Tableau software has its roots in the Stanford University Science Department research project which is aimed at increasing people’s ability to rapidly analyze data. Tableau’s main approach to visual design is to connect to a data source, and drag data fields to its workspace.

Tableau Desktop is a software package for data analysis. It’s easy to learn, easy to use, and extremely fast. It allows you to use your natural ability to see patterns, identify trends and discover visual insights.

You can connect to data and perform queries without writing a single line of code. You can follow your natural train of thought as you shift between views with drag-and-drop technology.

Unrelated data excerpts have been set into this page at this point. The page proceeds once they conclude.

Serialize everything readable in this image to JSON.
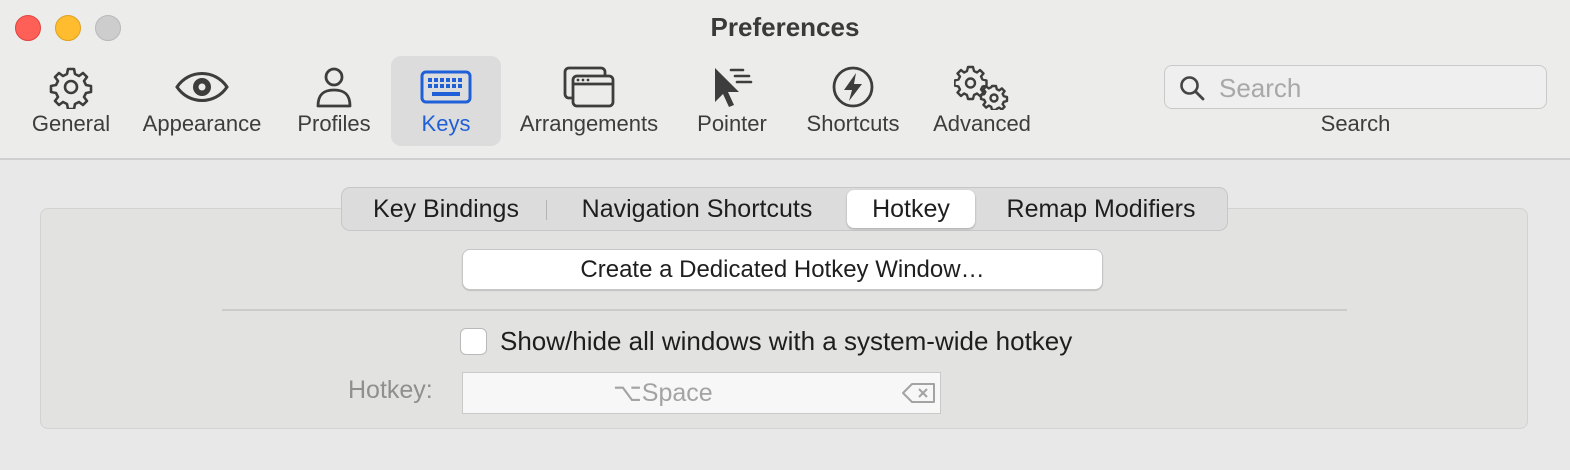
{
  "window": {
    "title": "Preferences",
    "buttons": {
      "close": "close",
      "minimize": "minimize",
      "zoom": "zoom"
    }
  },
  "toolbar": {
    "items": [
      {
        "label": "General",
        "icon": "gear-icon"
      },
      {
        "label": "Appearance",
        "icon": "eye-icon"
      },
      {
        "label": "Profiles",
        "icon": "person-icon"
      },
      {
        "label": "Keys",
        "icon": "keyboard-icon",
        "selected": true
      },
      {
        "label": "Arrangements",
        "icon": "windows-icon"
      },
      {
        "label": "Pointer",
        "icon": "pointer-icon"
      },
      {
        "label": "Shortcuts",
        "icon": "lightning-icon"
      },
      {
        "label": "Advanced",
        "icon": "gears-icon"
      }
    ],
    "search": {
      "placeholder": "Search",
      "label": "Search"
    }
  },
  "tabs": {
    "items": [
      "Key Bindings",
      "Navigation Shortcuts",
      "Hotkey",
      "Remap Modifiers"
    ],
    "active": "Hotkey"
  },
  "hotkey_pane": {
    "dedicated_button": "Create a Dedicated Hotkey Window…",
    "show_hide_checkbox": {
      "label": "Show/hide all windows with a system-wide hotkey",
      "checked": false
    },
    "hotkey_label": "Hotkey:",
    "hotkey_value": "⌥Space"
  },
  "colors": {
    "accent": "#1f5fd8",
    "close": "#fe5f57",
    "minimize": "#febc2e",
    "zoom_disabled": "#cdcdcd"
  }
}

You can connect directly to data for live, up-to-date data analysis or extract data into Tableau’s fast data engine and take advantage of breakthrough in-memory architecture, or do both, for 2, 3, or even 10 different data sources and blend them all together. Tableau has a large number of native connectors to data sources.  A list of connectors can be viewed at

http://www.tableausoftware.com/products/desktop?qt-product_tableau_desktop=1#qt-product_tableau_desktop

Multiple views can be combined into interactive dashboards. Data can be filtered and highlighted to show relationships between variables. Content can be shared using the web-based Tableau Server or Tableau Online. Content can also be embedded into website pages, including blogs.

Tableau has powerful analytical tools. You can filter data dynamically, split trends across different categories or run an in-depth cohort analysis. You can double-click geographic fields to put data on a map. In addition it can be integrated with R.

You can go deeper into your data with new calculations on existing data. You can ake one-click forecasts, build box plots and see statistical summaries of your data. Run trend analyses, regressions, correlations, ….

There is a large amount of material on Tableau and its application to data analysis available on the Tableau website (http://www.tableausoftware.com/), in blogs, and in a number of books. Some of these books are available on Kindle.

Tableau is an ideal analysis and visualization tool in that it possesses the following attributes:
Simplicity – easy for non-technical users to master
Connectivity – seamlessly connects to a large variety of datasources
Visual competence – provides appropriate graphics
Sharing – facilitates sharing of knowledge, understanding and insight
Scaling – handles large data sets